The Time to Start Is Now – Another issue I have with the way the poetry goal was written is that it wasn’t one poem each day for 365 days straight, but rather that I had to start on January 1 and finish December 31. And 1992 was a leap year as I recall, so maybe I should have waited for 2012. Sheesh. This meant that when I screwed up in 2004 I had to wait for 2005, which then turned into 2006 because I didn’t try in 2005. I didn’t even really get started in 2006, 2007, or 2008 because I screwed up too early in January and had to wait another year. I also have a post cued up about New Year’s resolutions that shows why I don’t tend to wait for a new year to get started.
Paranoia – Finally, there is a pressure that goes with timeframes.
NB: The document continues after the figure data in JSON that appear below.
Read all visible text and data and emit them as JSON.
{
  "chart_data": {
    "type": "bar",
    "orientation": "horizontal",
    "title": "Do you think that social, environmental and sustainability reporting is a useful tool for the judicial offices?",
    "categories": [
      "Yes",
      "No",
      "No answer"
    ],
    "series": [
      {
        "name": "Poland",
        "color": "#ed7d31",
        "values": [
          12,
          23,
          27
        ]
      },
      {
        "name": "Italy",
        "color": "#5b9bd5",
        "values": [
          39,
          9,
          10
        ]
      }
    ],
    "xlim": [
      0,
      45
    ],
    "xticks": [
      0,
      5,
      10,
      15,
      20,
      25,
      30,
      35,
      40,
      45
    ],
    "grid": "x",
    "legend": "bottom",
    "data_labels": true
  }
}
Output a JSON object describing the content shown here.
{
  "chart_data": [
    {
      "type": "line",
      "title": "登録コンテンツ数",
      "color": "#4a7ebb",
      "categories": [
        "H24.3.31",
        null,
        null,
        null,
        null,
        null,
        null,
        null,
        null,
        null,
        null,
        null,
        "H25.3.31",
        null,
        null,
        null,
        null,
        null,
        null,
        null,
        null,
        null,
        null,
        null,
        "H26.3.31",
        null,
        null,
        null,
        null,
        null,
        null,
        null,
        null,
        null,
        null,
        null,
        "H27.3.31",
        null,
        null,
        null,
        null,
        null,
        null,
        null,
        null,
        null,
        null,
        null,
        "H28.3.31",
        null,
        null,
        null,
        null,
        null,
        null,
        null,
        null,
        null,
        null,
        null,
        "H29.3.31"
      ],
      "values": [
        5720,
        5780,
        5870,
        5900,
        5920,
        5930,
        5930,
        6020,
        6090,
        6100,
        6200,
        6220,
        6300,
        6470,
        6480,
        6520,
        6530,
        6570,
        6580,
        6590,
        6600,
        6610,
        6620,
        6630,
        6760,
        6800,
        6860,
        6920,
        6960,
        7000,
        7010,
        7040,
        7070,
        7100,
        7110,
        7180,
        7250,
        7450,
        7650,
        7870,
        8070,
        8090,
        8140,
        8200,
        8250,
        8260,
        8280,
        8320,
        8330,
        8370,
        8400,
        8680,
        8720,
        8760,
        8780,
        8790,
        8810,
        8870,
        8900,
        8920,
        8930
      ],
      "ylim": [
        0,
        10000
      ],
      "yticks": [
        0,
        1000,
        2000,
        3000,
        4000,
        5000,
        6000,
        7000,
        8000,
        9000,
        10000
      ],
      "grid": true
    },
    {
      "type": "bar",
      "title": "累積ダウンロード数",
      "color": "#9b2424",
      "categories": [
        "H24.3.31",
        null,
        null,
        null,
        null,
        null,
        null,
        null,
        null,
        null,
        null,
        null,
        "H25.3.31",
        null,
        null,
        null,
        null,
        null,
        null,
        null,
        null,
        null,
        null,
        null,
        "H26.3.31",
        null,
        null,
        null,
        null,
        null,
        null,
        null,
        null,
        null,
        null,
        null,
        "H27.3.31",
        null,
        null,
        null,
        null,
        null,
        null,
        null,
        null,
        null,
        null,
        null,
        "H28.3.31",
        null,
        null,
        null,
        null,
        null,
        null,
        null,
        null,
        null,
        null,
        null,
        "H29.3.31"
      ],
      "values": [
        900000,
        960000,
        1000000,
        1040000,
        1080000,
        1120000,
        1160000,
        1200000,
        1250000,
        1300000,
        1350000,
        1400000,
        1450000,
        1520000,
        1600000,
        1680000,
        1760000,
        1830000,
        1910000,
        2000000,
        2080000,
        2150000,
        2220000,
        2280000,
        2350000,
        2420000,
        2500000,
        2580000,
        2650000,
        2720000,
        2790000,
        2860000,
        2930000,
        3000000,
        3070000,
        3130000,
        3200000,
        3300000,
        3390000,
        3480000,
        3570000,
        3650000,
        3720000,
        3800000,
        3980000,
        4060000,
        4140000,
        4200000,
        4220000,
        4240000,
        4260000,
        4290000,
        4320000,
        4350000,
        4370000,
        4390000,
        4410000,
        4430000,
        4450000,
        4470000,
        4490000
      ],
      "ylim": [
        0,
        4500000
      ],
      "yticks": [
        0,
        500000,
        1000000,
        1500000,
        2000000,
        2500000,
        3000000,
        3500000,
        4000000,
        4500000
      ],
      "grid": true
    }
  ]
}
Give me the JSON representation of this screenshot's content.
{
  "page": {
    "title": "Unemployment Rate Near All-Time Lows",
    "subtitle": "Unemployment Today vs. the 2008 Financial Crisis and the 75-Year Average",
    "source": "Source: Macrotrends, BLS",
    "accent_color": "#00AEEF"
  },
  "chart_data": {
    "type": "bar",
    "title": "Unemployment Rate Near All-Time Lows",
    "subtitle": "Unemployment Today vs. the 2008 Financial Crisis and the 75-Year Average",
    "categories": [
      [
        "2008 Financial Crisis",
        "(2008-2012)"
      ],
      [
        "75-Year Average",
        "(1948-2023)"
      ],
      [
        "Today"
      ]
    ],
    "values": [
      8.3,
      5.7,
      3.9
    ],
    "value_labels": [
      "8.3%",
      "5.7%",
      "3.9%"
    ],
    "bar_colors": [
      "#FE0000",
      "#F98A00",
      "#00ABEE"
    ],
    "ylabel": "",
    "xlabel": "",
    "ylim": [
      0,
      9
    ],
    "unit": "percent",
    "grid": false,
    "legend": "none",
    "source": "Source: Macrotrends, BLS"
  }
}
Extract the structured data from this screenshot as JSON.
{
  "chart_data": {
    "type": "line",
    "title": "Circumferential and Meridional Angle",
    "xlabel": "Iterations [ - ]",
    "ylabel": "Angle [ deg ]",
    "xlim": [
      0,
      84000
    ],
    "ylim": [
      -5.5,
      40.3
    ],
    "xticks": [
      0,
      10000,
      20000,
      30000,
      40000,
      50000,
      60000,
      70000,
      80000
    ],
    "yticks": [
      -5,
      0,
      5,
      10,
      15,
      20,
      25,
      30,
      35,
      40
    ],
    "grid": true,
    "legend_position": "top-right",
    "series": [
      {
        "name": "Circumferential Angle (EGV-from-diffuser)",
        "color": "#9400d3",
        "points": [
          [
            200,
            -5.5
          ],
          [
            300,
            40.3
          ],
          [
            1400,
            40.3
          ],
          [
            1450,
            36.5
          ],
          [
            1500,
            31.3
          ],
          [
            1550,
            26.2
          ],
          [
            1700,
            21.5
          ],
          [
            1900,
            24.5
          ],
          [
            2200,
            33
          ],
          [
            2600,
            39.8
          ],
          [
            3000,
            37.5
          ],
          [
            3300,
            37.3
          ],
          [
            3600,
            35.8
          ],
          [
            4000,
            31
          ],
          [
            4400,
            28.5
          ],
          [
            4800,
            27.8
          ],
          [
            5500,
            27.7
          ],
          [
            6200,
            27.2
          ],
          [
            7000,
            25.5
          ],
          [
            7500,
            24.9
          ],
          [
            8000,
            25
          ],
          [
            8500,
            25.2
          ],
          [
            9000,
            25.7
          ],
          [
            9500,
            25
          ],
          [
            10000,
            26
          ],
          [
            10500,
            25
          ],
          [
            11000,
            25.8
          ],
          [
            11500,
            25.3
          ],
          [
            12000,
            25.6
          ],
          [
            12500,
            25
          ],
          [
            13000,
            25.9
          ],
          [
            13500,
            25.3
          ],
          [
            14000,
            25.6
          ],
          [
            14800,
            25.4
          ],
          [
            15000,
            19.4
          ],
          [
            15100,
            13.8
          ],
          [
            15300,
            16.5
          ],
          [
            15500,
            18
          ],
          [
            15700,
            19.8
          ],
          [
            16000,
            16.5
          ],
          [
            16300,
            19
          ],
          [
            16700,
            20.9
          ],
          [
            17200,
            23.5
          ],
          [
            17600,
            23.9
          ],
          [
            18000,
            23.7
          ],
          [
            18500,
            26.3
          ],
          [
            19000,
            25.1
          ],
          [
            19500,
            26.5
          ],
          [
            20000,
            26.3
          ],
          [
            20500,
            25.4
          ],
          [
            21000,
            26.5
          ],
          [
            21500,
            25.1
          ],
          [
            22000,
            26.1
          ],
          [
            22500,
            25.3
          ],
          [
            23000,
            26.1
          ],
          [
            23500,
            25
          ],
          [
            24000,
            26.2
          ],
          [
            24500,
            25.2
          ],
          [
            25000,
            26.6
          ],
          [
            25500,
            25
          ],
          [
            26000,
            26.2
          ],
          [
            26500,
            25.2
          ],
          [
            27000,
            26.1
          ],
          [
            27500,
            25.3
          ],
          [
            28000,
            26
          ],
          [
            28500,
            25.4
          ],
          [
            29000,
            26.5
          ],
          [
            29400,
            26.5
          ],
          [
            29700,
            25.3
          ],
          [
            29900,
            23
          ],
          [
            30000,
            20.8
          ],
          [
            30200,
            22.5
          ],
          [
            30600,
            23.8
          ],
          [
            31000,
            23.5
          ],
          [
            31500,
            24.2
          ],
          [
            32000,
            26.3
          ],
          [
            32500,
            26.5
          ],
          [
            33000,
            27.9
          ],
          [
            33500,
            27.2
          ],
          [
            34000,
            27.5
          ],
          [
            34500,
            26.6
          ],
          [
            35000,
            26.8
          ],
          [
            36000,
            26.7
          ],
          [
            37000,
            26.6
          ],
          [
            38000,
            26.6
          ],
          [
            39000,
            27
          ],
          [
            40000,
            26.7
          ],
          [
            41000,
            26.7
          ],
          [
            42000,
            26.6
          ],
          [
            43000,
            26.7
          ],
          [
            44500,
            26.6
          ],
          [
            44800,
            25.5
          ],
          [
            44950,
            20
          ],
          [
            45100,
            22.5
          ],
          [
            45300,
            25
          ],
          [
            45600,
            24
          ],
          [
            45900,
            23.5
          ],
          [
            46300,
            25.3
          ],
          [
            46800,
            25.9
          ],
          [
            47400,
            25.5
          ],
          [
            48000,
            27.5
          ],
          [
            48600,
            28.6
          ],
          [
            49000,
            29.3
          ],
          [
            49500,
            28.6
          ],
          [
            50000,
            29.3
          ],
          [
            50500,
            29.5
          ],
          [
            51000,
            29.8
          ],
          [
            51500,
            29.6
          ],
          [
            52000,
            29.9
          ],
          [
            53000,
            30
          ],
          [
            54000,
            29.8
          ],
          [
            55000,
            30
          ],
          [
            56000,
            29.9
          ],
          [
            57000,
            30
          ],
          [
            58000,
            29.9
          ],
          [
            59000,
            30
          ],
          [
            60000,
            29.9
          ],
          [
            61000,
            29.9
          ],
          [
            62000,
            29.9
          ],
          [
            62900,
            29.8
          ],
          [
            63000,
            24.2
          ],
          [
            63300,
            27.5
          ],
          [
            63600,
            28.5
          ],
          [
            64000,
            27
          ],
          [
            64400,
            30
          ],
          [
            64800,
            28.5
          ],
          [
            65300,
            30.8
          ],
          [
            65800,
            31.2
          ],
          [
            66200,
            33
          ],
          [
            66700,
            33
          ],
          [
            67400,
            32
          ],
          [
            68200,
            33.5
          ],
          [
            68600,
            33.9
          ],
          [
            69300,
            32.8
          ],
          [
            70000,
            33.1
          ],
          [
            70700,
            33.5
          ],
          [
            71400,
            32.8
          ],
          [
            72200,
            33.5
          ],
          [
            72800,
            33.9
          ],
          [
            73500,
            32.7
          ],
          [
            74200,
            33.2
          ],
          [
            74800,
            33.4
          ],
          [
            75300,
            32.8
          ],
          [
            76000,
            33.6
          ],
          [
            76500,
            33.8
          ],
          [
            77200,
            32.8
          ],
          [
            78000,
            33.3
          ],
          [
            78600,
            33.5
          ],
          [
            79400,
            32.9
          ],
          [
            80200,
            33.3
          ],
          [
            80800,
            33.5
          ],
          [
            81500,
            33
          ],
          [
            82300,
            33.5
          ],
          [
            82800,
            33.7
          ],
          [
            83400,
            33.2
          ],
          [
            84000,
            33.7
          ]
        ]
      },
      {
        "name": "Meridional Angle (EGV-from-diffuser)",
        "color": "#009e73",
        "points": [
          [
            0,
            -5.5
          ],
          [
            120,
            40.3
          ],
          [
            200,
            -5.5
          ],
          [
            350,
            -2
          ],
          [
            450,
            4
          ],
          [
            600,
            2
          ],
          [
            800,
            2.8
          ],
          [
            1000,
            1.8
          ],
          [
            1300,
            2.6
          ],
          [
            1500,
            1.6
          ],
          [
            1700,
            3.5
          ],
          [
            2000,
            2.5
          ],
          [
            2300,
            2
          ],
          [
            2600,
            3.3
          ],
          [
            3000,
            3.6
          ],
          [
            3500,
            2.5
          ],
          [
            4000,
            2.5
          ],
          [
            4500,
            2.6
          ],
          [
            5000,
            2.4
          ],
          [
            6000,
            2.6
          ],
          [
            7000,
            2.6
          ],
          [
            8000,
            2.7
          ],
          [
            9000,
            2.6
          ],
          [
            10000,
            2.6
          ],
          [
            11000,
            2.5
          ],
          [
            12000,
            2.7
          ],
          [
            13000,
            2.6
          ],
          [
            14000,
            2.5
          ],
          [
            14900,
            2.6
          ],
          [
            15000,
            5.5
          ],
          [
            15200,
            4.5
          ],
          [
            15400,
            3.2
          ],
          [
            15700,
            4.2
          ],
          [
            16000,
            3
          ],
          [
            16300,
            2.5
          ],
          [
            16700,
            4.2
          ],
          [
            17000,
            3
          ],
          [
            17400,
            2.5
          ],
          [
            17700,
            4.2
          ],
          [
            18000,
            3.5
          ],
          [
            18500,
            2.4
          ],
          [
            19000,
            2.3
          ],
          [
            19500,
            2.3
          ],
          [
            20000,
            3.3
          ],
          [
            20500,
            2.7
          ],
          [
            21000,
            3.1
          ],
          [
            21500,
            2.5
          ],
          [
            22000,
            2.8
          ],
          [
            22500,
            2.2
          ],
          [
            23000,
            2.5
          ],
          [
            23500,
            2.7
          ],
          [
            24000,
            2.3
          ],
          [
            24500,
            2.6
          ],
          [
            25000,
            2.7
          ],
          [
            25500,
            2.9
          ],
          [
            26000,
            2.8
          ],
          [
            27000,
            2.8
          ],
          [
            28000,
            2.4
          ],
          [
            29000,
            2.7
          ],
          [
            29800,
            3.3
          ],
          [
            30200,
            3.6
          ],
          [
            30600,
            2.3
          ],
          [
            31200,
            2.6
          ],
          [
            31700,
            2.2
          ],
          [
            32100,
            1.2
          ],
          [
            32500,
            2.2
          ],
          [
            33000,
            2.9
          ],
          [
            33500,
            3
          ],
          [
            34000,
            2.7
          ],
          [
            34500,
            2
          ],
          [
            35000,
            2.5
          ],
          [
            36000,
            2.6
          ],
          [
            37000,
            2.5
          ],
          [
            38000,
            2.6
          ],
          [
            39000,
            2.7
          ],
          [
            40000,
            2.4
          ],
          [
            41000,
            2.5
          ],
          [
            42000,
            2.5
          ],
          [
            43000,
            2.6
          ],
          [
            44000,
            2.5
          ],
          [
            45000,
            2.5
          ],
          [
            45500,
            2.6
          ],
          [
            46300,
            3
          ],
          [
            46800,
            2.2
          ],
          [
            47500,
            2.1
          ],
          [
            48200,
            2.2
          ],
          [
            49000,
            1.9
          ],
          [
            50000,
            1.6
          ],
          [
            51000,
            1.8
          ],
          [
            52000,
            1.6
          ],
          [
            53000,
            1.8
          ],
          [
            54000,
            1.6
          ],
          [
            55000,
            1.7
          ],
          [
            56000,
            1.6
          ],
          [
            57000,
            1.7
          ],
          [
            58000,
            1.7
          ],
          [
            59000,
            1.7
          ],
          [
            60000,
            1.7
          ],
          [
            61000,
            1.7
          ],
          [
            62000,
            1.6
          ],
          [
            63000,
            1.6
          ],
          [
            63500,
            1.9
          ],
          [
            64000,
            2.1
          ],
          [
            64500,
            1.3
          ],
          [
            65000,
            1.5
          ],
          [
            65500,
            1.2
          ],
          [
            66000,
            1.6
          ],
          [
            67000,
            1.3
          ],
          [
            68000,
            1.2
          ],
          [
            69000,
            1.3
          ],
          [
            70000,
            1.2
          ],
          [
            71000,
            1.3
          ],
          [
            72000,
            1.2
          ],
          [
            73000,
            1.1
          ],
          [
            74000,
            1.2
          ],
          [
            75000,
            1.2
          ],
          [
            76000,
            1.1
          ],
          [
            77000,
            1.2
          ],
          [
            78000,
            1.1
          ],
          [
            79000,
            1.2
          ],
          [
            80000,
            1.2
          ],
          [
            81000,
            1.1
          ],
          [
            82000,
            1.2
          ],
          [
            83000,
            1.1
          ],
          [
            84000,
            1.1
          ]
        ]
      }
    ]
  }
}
The pressure can be good when it’s more of a motivator than something that drives you by fear. Having a good reasonable deadline for your goals can help you a lot towards completion. But I found myself becoming superstitious and paranoid near the end of all of this. I’m not a superstitious person by nature, but I have to watch myself because I’ll start thinking superstitious thoughts. Once I was well past the halfway point of the year with the poetry, I didn’t want to tell anyone that I was doing so well with the goal, because I thought it would somehow screw it up. Goals should make you look over your progress, not over your shoulder. This is why I finally said something to someone who knew of the goal from before. And after I said it out loud, I told myself that the fact that I made it into December is good enough. I’ve won the race. I can walk in the rest of it, or if just for the hell of it I want to finish it out in full form, I can. But at this point I’ve already considered myself successful. Sometimes when you know you’ve done the best that you can, you just have to let the rest of it go. Goals that are stated the way of the poetry goal don’t allow you to do that. Your goals should be stated in such a way that allow you to step down if you need to, and not feel guilty, as long as you can look yourself in the mirror and know you did your best.